I always wonder if dogs get jealous of man’s better half. I don’t have a dog, or a girlfriend for that matter, but I get anxiety just thinking about how I’d have to divide my attention between my dog, my woman, my side bitch, my side woman’s woman, and like 11 college basketball games that I bet on any given night. That dog’s gonna get jealous.
And what happens when a dog gets jealous? He straight up shoots your girl when she’s asleep.
A man told police that his dog was responsible for shooting his girlfriend while she was sleeping on Tuesday night.
Brian Murphy told officers that he let his dog, Diesel, outside after the animal woke him up and when they returned to the bedroom, the room was completely dark.
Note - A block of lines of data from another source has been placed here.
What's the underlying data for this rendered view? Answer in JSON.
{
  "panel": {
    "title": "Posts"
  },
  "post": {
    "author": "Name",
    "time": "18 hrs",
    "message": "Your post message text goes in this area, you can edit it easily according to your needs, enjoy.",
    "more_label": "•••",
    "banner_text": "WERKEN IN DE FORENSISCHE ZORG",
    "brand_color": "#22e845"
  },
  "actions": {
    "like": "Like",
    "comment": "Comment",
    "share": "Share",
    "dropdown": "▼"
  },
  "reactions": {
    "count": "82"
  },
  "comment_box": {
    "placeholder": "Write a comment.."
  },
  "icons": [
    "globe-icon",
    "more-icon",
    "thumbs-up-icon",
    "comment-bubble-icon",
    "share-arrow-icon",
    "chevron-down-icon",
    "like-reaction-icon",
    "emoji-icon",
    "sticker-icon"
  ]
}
Murphy told police that Diesel walked in before him, and that he then saw a flash and heard a bang.
Murphy’s girlfriend, Summer Miracle, had been shot in her sleep.
Murphy claimed that “Diesel jumped up on the nightstand, where (Murphy’s) gun was sitting, and it went off, shooting Summer in the right leg,” according to police.
Miracle told authorities she was asleep when the bullet struck her and that she wasn’t sure how she was shot.
WFOX reports that she was taken to the hospital with injuries that did not appear to be life-threatening
It’s an adage as old as time itself. Cops in Florida probably hear this shit like twenty times a day. The ol’ dog shot my girlfriend excuse. Classic.
This dog didn’t accidentally shoot her, bee tee dubs. This wasn’t an act of passion. He’s been planning this for weeks. Diesel ain’t nothing to fuck with. Now your girl is going to make you choose between her or the dog. Not like it’s Sophie’s Choice or anything. The dog wins 11 out of 10 times. Still, it’s not a conversation I’d look forward to having with my girl — especially one named Summer Miracle. Most Florida name of all time, who hundo p has to be a stripper, right?.